Sivil katliamları göz ardı eden ABD uçaklarının bombalaması sayesinde Musul ve Rakka operasyonlarında sona yaklaşılıyor.
DEAŞ sonrasında asıl kapışmanın Irak ve Suriye'nin geleceği üzerine olduğu ise artık malumumuz. Bu kapışma iki ülkeyi de birlikte parçalanmaya götüren süreçleri hızlandırıyor.
İlk kritik gelişme, Irak Kürdistan Bölgesel Yönetimi'nin (IKYB) 25 Eylül'ü bağımsızlık referandumu tarihi olarak belirlemesi. Hem de statüsü tartışmalı Kerkük'ü dahil ederek. Irak'ın federalizm ile yönetilemeyeceğini gösteren bu hadise Suriye'nin de federal bir geleceği olamayacağını şimdiden ilan ediyor.

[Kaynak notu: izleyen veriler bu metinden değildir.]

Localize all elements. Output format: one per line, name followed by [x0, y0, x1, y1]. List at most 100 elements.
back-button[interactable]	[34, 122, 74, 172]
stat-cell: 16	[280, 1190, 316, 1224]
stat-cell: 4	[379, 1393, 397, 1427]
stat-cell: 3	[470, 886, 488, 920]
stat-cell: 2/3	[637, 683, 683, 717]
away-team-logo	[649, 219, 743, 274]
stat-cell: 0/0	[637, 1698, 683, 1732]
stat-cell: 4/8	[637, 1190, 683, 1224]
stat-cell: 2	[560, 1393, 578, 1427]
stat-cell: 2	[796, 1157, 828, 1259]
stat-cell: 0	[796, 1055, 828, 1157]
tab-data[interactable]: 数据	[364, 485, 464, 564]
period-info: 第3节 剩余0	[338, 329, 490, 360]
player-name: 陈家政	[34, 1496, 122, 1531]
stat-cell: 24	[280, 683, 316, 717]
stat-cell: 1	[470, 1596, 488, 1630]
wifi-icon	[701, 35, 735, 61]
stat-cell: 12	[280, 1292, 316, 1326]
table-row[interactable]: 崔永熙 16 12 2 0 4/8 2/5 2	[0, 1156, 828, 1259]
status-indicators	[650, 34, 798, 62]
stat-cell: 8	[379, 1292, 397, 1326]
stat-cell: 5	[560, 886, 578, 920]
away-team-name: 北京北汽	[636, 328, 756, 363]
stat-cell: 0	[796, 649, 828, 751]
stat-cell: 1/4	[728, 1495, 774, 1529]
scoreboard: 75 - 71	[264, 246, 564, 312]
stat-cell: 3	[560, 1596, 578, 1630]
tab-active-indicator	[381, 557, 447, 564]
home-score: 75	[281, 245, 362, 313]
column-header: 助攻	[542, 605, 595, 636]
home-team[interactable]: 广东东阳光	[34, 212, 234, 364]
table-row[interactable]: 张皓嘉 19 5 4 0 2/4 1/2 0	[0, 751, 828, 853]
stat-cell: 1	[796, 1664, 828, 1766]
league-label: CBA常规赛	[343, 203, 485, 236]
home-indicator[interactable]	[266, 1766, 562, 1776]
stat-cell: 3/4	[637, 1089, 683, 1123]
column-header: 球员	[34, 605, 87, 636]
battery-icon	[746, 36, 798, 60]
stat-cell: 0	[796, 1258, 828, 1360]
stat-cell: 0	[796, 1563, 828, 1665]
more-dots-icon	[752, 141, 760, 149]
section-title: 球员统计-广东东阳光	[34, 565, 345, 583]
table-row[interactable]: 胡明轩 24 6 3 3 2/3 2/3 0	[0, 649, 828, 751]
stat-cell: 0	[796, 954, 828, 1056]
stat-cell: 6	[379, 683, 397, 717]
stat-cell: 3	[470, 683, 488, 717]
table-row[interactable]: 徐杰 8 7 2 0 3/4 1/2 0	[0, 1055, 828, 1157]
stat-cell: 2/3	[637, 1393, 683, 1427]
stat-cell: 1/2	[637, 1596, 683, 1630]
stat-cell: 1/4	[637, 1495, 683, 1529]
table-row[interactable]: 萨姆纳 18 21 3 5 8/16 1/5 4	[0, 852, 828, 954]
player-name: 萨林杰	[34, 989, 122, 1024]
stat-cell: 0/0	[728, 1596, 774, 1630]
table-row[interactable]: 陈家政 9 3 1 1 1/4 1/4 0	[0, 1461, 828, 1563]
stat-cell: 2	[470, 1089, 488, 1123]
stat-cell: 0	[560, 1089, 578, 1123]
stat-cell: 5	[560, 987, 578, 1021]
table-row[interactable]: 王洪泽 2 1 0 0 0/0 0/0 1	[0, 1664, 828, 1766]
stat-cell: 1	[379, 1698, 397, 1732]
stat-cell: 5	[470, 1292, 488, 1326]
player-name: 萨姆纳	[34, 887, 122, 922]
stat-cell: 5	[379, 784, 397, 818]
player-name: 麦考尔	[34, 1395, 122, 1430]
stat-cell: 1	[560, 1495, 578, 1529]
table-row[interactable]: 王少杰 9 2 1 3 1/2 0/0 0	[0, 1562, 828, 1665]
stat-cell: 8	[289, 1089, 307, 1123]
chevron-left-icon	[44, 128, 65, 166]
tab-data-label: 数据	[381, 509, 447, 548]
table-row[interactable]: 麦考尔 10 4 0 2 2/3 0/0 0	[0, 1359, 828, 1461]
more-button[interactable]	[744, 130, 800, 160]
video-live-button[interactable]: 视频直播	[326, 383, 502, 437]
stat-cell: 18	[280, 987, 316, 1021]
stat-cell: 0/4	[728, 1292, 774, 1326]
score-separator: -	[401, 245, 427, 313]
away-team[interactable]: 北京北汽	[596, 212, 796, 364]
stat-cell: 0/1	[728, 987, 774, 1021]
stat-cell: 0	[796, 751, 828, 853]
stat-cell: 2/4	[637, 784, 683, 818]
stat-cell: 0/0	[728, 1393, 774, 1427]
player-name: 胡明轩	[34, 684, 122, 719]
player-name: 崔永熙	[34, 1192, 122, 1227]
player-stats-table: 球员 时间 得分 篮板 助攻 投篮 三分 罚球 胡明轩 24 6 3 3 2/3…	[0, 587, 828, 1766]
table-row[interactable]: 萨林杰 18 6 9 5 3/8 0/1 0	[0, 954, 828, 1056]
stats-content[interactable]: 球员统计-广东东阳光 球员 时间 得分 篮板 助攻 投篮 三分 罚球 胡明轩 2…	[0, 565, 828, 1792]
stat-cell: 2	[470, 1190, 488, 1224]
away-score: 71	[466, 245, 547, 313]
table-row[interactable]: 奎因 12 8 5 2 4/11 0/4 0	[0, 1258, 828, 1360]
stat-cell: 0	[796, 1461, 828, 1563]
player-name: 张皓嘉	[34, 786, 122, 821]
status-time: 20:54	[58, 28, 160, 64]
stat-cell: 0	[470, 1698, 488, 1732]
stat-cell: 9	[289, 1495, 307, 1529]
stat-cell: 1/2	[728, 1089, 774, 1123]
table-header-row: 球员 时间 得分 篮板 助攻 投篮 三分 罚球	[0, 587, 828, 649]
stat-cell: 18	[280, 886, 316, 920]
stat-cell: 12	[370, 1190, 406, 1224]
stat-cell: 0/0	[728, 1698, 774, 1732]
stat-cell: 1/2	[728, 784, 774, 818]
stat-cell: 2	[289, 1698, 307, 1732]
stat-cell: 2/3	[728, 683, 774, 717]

İkincisi ise Suriye'nin doğu ve güneydoğusunun kontrolü üzerine sahadaki hareketlenmenin artması.
Yani, Rakka'dan sonra Deyr-ez Zor'u kimin ele geçireceği ve Suriye- Irak sınırını kimin kontrol edeceği üzerindeki kavganın büyümesi. Nitekim Ürdün sınırına yakın Tenef bölgesinde yetiştirdiği muhalifleri korumak için ABD, Esed güçlerini iki defa bombaladı ve en son da SDG'yi vuran Suriye rejimine ait bir SU-22 savaş uçağını Tabka'da düşürdü.
Lakin bu saldırılara rağmen Esed güçleri ile İran destekli Şii milislerin 2012'den bu yana ilk defa Tenef bölgesinde Suriye-Irak sınırında buluşmaları Washington'da alarm zilleri çaldırıyor.
ABD, bölgeye daha önce Ürdün'de konuşlanan HIMARS füze sistemlerini kaydırsa da bu tür taktiklerin Esed güçlerinin ve İran destekli Şii milislerin genişlemesini engelleyemeyeceği ortada.